— C’est bien !… Ce papier ?… De quoi fera-t-il foi ?
— Vous allez voir.
Le jeune homme enleva une feuille d’un calepin, qu’il venait d’enlever de la poche de son habit, puis il se mit à écrire rapidement pendant quelques secondes.
— Ce papier… murmura Luella, quelque peu effrayée.
— Veuillez signer ici, Mlle d’Azur, répondit Patrice, en indiquant le bas du document… Ne craignez rien ; ce n’est pas votre arrêt de mort ; c’est tout simplement une promesse de me payer la somme stipulée.
Luella arracha presque le papier des mains de Patrice Broussailles et y ayant jeté les yeux, elle lut tout haut ce qui suit :
« Je promets de payer à M. Patrice Broussailles la somme de dix mille dollars ($10, 000) dans un délai n’excédant pas un mois après mon mariage à M. Yvon Ducastel, Inspecteur de la houillère de W… »
Elle hésita pendant quelques instants, puis, d’un trait, elle signa son nom au bas de ce document qui, elle ne pouvait pas se le cacher, était fort compromettant.
Ayant remis le papier à son compagnon, elle se leva pour partir.
— Marché conclu ! s’écria Patrice, en se levant, lui aussi. Je vous promets de vous aider, de surveiller vos intérêts… et les miens, ajouta-t-il avec un sourire qui, certes ne disait rien de bon pour la paix et la tranquillité futures d’Yvon Ducastel.

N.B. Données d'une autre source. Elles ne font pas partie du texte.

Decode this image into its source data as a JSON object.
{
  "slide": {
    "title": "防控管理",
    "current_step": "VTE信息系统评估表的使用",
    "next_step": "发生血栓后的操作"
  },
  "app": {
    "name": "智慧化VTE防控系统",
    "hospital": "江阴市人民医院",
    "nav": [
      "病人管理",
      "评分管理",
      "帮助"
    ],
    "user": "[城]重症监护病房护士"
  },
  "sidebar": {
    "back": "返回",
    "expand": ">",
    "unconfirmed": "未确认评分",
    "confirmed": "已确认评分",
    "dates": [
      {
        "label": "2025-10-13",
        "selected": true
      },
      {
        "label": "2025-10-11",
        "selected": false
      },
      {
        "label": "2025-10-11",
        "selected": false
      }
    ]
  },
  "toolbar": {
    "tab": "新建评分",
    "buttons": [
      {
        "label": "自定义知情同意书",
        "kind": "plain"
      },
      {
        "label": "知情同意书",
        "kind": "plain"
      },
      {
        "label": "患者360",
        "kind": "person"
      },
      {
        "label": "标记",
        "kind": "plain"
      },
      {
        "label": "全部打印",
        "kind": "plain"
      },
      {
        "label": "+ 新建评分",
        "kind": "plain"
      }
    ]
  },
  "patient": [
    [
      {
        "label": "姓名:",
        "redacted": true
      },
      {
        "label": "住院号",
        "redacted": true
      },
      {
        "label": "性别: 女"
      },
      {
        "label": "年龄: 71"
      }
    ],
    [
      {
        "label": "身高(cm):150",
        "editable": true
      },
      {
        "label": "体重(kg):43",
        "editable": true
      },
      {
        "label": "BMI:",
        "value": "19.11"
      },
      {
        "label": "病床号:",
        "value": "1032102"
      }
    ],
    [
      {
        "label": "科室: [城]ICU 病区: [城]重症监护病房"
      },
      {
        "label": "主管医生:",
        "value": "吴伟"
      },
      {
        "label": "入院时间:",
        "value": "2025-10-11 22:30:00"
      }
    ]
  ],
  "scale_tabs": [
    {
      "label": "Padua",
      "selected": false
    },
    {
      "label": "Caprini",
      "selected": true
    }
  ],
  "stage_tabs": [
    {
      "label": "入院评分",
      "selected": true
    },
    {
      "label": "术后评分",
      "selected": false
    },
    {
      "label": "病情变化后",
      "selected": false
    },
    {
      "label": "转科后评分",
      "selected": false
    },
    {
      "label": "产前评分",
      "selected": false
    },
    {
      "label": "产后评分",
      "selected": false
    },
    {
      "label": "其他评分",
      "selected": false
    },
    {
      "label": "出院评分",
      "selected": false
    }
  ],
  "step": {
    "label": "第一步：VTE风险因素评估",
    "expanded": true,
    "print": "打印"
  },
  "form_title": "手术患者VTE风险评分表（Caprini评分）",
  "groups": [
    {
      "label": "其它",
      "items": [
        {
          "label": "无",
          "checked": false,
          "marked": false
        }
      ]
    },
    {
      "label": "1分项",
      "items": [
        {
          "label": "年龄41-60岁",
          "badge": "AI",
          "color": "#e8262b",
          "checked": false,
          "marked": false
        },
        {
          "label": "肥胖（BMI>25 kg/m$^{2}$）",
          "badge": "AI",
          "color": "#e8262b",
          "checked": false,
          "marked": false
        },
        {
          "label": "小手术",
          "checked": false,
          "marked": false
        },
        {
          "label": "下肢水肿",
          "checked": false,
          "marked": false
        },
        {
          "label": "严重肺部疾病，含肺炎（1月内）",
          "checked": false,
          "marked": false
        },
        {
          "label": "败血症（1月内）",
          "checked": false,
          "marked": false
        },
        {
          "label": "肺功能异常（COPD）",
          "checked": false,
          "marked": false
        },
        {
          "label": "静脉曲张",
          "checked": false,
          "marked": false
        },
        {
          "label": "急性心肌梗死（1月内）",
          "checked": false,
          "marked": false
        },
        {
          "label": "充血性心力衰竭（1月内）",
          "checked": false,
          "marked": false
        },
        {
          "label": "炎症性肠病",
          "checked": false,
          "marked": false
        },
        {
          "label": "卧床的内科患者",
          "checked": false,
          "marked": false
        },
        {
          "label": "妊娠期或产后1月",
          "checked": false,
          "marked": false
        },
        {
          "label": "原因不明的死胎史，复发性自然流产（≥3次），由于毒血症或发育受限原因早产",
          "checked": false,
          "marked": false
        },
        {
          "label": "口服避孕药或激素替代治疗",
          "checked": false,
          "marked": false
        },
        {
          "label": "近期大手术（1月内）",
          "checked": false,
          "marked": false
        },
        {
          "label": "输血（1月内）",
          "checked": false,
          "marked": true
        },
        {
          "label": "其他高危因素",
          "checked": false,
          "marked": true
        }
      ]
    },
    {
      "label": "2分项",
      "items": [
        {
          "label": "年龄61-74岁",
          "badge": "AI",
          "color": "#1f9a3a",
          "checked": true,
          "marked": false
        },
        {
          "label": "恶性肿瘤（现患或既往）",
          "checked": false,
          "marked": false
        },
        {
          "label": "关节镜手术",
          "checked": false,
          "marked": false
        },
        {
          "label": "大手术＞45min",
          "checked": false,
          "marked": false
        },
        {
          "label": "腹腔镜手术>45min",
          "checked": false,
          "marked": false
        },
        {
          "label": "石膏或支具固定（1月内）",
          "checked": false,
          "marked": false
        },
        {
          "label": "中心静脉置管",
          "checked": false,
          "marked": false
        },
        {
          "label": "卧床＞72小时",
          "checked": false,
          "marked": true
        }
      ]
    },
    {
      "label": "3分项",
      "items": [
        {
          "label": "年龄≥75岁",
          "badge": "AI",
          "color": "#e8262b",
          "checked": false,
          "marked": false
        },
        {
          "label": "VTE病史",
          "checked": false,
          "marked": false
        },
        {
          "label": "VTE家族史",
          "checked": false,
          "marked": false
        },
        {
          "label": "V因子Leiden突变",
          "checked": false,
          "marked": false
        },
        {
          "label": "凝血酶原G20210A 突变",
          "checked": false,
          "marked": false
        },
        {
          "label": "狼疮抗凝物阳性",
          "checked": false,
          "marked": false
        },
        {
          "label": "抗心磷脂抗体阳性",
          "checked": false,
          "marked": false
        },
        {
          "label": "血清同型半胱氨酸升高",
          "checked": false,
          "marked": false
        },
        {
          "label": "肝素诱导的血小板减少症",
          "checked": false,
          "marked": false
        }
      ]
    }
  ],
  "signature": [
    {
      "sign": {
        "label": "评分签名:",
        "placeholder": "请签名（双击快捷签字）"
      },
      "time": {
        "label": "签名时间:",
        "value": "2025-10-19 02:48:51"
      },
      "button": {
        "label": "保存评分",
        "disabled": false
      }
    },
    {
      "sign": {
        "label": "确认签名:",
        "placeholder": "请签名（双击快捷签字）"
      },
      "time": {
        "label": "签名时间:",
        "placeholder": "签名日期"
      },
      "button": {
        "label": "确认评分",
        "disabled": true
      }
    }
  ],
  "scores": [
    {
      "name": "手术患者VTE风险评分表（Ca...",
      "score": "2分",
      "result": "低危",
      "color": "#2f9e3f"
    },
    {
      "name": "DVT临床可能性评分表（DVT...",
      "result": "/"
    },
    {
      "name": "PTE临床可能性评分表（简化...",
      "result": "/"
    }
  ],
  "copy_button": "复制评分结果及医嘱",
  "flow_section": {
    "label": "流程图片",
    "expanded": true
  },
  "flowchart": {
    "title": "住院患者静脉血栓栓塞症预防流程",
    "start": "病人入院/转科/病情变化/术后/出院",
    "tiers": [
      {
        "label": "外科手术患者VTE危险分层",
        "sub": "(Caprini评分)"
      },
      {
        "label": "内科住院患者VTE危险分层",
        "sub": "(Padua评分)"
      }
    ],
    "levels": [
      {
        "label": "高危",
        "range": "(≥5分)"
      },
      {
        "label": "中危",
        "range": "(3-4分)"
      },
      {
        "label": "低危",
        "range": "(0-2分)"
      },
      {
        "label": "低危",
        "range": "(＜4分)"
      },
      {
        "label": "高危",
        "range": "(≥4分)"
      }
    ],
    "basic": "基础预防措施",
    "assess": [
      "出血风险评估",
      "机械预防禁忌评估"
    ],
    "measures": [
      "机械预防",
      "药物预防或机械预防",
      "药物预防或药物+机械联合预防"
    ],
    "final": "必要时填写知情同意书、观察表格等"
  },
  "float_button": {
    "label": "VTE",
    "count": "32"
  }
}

— Je compte sur vous, M. Broussailles !
— Vous pouvez compter sur moi, Mlle d’Azur, répondit Patrice en plaçant dans son porte-feuille le papier signé.
— Au revoir, M. Broussailles ! dit Luella, qui venait de sauter en selle.
— Au revoir, Mlle d’Azur ! fit Patrice. Il me ferait grand plaisir de vous accompagner dans votre promenade, reprit-il ; mais…
— Mais il vaut mieux que nous ne soyons pas vus ensemble, je crois.
Tout en se dirigeant vers W…, Patrice Broussailles se livrait aux réflexions suivantes :
— Ciel ! Quelle découverte j’ai faite, tout à l’heure !… Après ce que j’ai découvert, je tiens, plus que jamais, à travailler à l’union de ces deux-là, Luella d’Azur et Yvon Ducastel… « Professeur de lettres », hein, mon bon Ducastel ?… Attendez ! Attendez ! Bientôt, oui bientôt, j’aurai les rieurs de mon côté… Moquez-vous de moi, M. l’Inspecteur ; faites le drôle ; mais rira bien qui rira le dernier… Ma vengeance, je la tiens, elle ne m’échappera pas… Et quelle vengeance, Seigneur !
Chapitre XI
LA DAME NOIRE
On était au jeudi. Il était trois heures de l’après-midi.
Dans le salon de Mme Francœur. un joyeux groupe était réuni ; on y voyait les personnes suivantes : M. et Mme Foulon ; M. et Mlle d’Azur ; Lionel Jacques et Patrice Broussailles.
Dans une heure, on explorerait la houillère de W… On attendait Yvon, d’un moment à l’autre ; en l’attendant, on causait.
— Ainsi, Mme Francœur, dit Mme Foulon, en s’adressant à leur hôtesse qui venait d’entrer dans le salon, munie d’un plateau, contenant des verres de liqueurs, vous ne vous décidez pas à nous accompagner, à la Ville Noire ?
— Ah ! Non ! s’écria l’interpellée. Je ne descendrais pas là dedans pour tous les biens de la terre !
— Tiens ! Vous me faites la même réponse que Madeleine Blanchet, de la Ville Blanche ! Est-ce que, par hasard, vos raisons sont les mêmes que les siennes, Mme Francœur ? Avez-vous peur de la Dame Noire, vous aussi ? Et Mme Foulon rit de grand cœur.
— Peut-être, répondit, sans rire, la maitresse de pension.
— Ah ! Bah ! s’exclama la femme du marchand, en haussant légèrement les épaules.
— La Dame Noire ?… s’écria Luella. Qu’est-ce que… Qu’est cette Dame Noire dont vous parlez ? demanda-t-elle ensuite, et tous ceux qui étaient présents constatèrent, avec surprise, qu’elle paraissait très effrayée.